I'm looking for a something different than the "T is average KE, heat is energy, so adding heat increases the KE and therefore T" explanation. Let's call that the "thermo" side of the argument, which I agree with, but I'm looking at the other side. I'm talking about putting the "dynamics" back in thermodynamics.
That's right - good old fashioned, classical, high school, Newtonian dynamics - the kind grandma used to make: F * d = 1/2 mv^2. My thought is that both F and d increase at higher T, and below is my line of thinking.
Just to keep it as simple as possible, consider a monoatomic gas (say He) at constant V. No vibrations or rotations, just translation. No attractive forces, just electronic repulsion. The number of molecules (atoms) can either be two, or 10^23, as long as they all act the same. I'll assume two molecules, A and B. Here is my line of reasoning:
- Heat is added to the gas in the form of IR radiation.
- Both A and B absorb a photon.
- Both electron clouds increase in size.
- @ constant V, this forces the electrons of the two molecules closer together.

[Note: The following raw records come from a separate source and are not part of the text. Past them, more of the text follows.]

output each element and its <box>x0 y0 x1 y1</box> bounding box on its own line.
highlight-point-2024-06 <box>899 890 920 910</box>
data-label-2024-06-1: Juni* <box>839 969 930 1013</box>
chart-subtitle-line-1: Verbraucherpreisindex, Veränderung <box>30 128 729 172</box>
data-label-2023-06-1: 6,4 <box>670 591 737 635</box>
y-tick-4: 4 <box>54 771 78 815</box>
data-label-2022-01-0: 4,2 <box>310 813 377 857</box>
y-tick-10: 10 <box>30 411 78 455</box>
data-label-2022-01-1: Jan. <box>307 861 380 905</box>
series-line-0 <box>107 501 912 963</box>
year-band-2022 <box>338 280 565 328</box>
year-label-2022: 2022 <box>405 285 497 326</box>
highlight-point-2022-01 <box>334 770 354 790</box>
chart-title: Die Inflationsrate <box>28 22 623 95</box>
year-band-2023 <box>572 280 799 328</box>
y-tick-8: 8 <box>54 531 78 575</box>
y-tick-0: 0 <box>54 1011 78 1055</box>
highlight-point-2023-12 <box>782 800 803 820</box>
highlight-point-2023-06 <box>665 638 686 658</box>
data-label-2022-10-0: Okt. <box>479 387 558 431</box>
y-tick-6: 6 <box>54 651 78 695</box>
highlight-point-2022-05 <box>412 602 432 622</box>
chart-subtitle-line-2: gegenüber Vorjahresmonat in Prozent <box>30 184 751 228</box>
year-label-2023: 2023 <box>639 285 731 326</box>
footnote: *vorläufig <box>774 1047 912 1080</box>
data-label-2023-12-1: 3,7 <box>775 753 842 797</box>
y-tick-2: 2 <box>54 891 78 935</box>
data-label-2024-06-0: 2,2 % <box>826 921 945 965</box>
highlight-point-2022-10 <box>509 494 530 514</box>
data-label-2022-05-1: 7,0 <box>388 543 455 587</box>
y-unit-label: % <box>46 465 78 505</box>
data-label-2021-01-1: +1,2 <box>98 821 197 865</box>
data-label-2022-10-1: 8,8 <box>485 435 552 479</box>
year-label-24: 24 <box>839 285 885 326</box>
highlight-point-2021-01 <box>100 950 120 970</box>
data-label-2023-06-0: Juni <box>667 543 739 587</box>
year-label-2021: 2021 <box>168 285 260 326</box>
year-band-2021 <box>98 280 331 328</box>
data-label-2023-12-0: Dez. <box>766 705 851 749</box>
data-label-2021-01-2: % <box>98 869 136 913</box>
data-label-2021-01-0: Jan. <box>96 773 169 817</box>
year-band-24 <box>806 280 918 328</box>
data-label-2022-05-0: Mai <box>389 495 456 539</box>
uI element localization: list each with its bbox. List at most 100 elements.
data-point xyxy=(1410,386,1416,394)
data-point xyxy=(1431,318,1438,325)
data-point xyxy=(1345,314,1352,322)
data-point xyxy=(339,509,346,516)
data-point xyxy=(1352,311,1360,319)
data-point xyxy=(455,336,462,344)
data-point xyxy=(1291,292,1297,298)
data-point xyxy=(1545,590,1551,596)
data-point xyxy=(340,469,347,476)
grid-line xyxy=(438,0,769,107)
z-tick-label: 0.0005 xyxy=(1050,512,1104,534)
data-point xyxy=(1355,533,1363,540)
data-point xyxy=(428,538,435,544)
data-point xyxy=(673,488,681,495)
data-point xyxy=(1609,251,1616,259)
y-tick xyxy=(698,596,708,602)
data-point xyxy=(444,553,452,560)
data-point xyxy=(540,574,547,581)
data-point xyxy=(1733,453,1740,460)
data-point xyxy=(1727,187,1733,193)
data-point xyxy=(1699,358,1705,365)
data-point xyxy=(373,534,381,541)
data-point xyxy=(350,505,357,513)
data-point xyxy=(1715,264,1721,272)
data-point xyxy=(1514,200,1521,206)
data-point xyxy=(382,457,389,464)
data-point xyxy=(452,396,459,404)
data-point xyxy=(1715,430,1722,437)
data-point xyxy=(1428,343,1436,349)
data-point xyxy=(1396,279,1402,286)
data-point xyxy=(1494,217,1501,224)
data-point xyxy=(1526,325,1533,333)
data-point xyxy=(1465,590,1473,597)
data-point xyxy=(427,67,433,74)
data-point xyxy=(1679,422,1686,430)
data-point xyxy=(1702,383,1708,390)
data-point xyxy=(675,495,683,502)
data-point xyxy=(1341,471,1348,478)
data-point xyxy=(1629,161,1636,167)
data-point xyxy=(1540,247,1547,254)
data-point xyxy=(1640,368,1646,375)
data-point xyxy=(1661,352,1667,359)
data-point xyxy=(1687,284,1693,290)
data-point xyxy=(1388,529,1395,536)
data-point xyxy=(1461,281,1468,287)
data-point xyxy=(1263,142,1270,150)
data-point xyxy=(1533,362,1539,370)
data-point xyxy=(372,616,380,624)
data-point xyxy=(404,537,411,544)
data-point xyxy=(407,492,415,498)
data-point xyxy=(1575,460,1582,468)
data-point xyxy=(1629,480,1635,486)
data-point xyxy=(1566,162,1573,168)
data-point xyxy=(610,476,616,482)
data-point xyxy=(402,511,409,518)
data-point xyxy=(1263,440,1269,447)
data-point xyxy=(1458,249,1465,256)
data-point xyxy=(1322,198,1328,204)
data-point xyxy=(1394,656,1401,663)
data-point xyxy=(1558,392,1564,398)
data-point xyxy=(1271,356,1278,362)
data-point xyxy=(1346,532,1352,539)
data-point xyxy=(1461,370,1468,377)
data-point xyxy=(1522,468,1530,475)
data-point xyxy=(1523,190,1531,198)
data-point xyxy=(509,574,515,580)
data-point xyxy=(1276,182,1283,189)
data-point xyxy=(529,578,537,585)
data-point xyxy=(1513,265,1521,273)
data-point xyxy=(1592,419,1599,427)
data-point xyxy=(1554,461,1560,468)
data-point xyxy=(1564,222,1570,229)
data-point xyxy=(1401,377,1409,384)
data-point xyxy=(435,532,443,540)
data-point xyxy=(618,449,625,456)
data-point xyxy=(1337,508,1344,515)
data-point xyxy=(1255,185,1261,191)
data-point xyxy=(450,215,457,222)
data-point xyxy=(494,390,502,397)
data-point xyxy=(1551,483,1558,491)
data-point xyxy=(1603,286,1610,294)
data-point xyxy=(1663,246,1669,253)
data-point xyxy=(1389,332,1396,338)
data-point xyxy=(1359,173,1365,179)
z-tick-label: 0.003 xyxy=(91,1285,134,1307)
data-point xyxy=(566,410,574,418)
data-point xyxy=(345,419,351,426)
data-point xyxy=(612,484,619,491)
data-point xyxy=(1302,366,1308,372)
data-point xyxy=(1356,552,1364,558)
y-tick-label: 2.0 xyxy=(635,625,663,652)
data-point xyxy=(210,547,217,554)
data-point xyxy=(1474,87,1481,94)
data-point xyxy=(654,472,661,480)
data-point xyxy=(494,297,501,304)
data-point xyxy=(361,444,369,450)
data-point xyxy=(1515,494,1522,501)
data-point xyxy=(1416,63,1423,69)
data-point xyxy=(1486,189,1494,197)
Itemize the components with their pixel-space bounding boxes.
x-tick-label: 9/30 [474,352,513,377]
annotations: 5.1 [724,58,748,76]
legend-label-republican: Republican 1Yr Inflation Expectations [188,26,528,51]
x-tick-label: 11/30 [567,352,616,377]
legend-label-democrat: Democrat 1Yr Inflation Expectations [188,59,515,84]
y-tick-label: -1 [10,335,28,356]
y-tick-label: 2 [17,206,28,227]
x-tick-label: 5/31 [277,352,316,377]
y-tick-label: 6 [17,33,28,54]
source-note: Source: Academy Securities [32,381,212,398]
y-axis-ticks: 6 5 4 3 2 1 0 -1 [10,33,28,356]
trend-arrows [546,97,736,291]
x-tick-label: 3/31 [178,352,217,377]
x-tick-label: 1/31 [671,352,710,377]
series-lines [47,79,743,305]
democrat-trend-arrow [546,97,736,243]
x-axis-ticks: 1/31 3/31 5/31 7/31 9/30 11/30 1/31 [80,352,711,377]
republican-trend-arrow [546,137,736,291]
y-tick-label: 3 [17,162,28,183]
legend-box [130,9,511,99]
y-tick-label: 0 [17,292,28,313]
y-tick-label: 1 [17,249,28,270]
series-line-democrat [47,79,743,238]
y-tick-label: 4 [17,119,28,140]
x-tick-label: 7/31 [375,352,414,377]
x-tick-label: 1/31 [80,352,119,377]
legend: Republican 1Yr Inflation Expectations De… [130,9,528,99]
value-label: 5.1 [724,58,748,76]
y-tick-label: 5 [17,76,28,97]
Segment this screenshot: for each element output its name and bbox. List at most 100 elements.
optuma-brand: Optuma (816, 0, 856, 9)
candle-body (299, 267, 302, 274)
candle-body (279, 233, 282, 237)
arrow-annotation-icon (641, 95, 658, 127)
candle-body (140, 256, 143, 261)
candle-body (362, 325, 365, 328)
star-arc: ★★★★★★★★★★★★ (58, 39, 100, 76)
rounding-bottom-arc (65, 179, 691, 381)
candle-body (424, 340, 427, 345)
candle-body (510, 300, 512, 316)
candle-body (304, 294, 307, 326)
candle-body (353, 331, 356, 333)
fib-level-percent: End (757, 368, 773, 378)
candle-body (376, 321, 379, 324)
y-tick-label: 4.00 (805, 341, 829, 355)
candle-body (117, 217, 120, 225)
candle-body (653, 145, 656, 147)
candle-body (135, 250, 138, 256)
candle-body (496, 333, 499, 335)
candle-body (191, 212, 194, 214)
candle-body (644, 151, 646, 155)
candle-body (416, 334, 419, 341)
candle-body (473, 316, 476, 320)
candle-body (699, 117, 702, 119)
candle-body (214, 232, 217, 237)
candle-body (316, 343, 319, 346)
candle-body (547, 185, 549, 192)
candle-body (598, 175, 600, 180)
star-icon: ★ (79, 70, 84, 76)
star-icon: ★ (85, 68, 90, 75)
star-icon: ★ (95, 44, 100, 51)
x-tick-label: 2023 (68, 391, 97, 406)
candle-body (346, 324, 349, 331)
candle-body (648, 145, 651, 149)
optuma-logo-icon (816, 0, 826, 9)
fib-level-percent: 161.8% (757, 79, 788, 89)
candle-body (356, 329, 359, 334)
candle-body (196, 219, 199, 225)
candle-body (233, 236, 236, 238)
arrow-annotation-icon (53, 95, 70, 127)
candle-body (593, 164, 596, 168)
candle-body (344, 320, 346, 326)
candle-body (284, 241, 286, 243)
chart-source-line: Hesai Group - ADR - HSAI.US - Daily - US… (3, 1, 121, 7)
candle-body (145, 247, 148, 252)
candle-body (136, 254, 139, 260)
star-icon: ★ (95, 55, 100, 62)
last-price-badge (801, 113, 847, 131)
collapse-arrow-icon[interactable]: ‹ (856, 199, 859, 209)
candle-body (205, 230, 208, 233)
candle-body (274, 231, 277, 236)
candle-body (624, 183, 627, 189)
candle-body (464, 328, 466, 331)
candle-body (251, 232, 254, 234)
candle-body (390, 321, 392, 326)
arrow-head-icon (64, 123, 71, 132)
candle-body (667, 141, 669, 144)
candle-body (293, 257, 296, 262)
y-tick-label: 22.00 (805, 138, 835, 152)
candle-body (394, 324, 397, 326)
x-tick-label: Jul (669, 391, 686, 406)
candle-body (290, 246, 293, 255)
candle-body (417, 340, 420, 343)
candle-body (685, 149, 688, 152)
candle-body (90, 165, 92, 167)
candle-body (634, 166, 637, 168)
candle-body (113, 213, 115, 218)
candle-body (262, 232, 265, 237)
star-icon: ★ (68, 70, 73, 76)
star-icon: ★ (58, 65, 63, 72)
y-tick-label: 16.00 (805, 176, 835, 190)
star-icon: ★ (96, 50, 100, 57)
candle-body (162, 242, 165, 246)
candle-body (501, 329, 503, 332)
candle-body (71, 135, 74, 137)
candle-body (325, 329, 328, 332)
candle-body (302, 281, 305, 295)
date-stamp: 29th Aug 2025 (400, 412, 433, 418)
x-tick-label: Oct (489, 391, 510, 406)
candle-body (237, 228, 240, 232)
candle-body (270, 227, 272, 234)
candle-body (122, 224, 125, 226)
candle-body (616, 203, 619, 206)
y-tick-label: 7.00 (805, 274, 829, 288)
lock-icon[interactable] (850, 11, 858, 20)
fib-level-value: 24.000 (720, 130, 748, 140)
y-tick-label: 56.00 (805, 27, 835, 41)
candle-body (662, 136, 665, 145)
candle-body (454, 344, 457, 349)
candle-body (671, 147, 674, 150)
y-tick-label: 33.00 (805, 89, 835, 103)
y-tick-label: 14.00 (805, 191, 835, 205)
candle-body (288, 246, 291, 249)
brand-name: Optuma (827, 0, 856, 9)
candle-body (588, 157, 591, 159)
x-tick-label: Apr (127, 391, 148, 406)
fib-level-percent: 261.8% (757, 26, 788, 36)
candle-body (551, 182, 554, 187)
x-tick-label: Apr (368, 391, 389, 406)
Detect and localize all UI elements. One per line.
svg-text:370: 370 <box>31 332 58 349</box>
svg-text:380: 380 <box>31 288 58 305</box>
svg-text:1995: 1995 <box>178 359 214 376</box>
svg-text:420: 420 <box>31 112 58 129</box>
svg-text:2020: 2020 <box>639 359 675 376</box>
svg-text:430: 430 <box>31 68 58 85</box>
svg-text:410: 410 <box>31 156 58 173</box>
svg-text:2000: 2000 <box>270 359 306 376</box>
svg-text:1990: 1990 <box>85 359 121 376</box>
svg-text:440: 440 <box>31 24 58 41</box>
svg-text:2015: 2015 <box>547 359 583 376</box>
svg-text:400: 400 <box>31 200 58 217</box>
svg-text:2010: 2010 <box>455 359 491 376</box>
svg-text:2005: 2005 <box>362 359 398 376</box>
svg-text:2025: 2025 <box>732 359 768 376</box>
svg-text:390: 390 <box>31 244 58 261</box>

- This increases the (Coulomb) force of repulsion.
- Thus F (at least Fmax) between the two is higher than before the heat addition.
- Now for the distance d through which F acts. F starts at a separation distance closer than before heat addition.
- F falls off as 1/d^2 until reaching "0" at some dfinal. This dfinal is the same as before heat addition.
- Thus, the d through which F acts is also larger than before heat addition.
Therefore, F * d has increased, so has 1/2 mv^2 and therefore T.
Does the above line of reasoning seem valid?